Hello and welcome to Lesson 1.
This lesson is going to introduce a very important concept called overfitting.
And, it's going to discuss why this is bad and issues that
might arise if you do not account for the fact that this may be occurring.
Overfitting is effectively the bane of machine learning and data analytics.
With overfitting, you can learn too well from
your training data and fail to generalize when your model is applied to new unseen data.
This may give you over confidence in the accuracy of your predictions.
It may lead you to make predictions which are unfounded and wrong.
And, when you think about the effect algorithms are starting to have on our daily life,
the consequences can be real and painful.
So, it's extremely important that you learn about
overfitting and that you always are afraid
in the back of your mind that your model which looks
really good may actually be over fit.
There are several readings that I want you to go through for this particular lesson.
They all harbor around the idea of overfitting and
what it is and what are the problems that might arise from overfitting.
This particular article talks about different issues with data and problems that can
arise when you are analyzing data and failing to
account for overfitting and the impact that that might have.
I encourage you to read through that and think carefully about it
because it's really going to help hit
home the issues that might come about with overfitting.
Second, there's a Wikipedia article and I really like this article.
It's a very easy article to read.
Sometimes that's not the case with Wikipedia, but,
this is actually a very easy article to read
and really demonstrates the nature of overfitting.
So, for instance, here we have
a black line which has a pretty reasonable job of separating the data.
Not perfect, but reasonable.
And then, we have the overfit line which is green,
which carves out this complex shape and manages to keep 100 percent perfect prediction.
Any time you start to see models get really complex,
that's when you start to think overfitting may be a problem.
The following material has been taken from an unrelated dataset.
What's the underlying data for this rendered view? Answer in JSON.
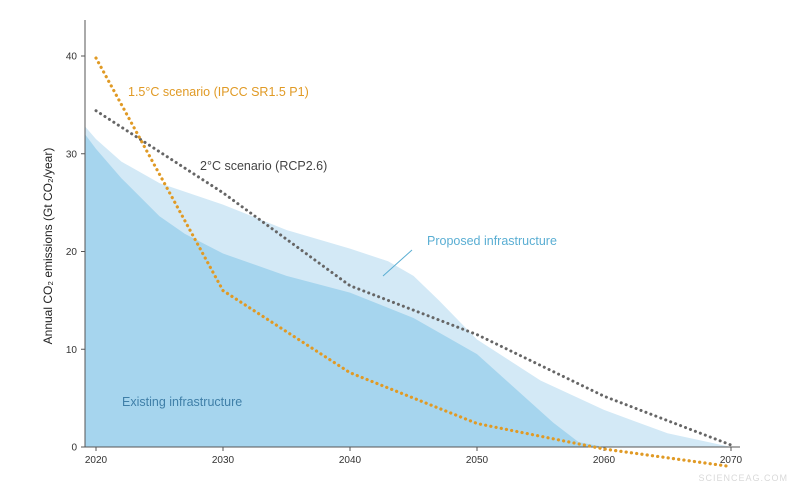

Third, maybe you've heard of XKCD,
if not you probably should.
It's a wonderful comic strip that demonstrates
important technical or scientific issues with a touch of humor.
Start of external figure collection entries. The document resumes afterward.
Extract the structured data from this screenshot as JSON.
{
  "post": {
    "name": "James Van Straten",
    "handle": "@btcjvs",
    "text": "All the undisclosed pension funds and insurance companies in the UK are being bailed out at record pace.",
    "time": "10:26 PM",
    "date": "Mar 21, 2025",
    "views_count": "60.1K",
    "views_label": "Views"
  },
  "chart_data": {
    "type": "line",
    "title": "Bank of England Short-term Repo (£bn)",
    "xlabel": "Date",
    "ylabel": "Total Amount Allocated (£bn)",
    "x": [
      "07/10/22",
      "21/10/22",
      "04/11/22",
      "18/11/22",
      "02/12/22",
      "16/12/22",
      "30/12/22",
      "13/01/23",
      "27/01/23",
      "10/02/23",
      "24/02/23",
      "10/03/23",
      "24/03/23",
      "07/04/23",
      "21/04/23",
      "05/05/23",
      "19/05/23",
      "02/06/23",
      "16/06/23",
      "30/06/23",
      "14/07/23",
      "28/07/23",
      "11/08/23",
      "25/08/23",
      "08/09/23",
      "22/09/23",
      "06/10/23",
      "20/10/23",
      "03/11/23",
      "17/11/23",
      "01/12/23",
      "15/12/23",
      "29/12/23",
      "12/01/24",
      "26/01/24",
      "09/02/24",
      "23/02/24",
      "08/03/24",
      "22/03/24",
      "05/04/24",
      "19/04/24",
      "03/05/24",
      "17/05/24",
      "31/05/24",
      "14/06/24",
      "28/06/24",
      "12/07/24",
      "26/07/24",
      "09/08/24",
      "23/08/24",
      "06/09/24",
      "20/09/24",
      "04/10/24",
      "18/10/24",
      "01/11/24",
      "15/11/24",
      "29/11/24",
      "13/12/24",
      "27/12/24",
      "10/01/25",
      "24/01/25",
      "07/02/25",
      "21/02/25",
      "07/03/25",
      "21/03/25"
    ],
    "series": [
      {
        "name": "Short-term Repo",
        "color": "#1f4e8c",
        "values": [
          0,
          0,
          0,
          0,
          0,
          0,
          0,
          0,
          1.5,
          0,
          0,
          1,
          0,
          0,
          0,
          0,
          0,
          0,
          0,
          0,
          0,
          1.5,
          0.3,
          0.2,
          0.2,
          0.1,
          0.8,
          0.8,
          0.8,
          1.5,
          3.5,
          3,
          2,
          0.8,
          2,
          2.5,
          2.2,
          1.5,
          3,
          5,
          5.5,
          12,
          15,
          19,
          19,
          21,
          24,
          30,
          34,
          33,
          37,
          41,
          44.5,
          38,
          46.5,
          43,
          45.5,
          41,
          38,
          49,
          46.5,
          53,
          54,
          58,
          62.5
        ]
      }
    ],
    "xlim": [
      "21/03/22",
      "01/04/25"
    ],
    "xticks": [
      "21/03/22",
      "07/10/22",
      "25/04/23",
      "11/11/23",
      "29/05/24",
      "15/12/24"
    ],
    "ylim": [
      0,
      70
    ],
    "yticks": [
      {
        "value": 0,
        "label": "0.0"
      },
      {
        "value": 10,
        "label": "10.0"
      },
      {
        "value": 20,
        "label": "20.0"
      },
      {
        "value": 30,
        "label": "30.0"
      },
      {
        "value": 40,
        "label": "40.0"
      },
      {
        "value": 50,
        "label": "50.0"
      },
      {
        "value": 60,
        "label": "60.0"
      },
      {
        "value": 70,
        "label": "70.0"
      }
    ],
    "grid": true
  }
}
So, this actually shows overfitting and it uses
the precedents of previous presidential elections to talk about a model.
So, for instance,1788, no one
has been elected president before and then there's the president.
So, now we modify the model.
No incumbent has ever been reelected until Washington.
And you just keep going through and it keeps changing,
the model keeps getting more and more complex,
until you basically end up with something which is extremely ridiculous.
And there you have it. Nice little demonstration of overfitting.
The last article is actually going to talk about ways
to identify overfitting and ways to reduce overfitting.
Now, you've already seen things like this.
This is a comparison between butter production in Bangladesh and
United States cheese production and sheep production in Bangladesh and the United States.
And you see that there is this amazing correlation as your correlation coefficient ,
0.99. It looks like it's perfect.
We saw this in the module that talked about
statistics and the idea that correlation is not causation.
It's an example of overfitting.
You need to be wary of a model that
looks really good in interpreting things from it that really shouldn't be interpreted.
So, this article talks a lot about different types of overfitting,
things you need to be aware of,
things should need to be careful about and ways to avoid making
mistakes that can affect not just your job prediction or your job performance,
but the application of your models and how they may be causing problems for others.
So, hopefully you can go through these articles,
learn more about overfitting,
become more aware of it and ways to avoid its problems.
If you have any questions let us know. Good luck.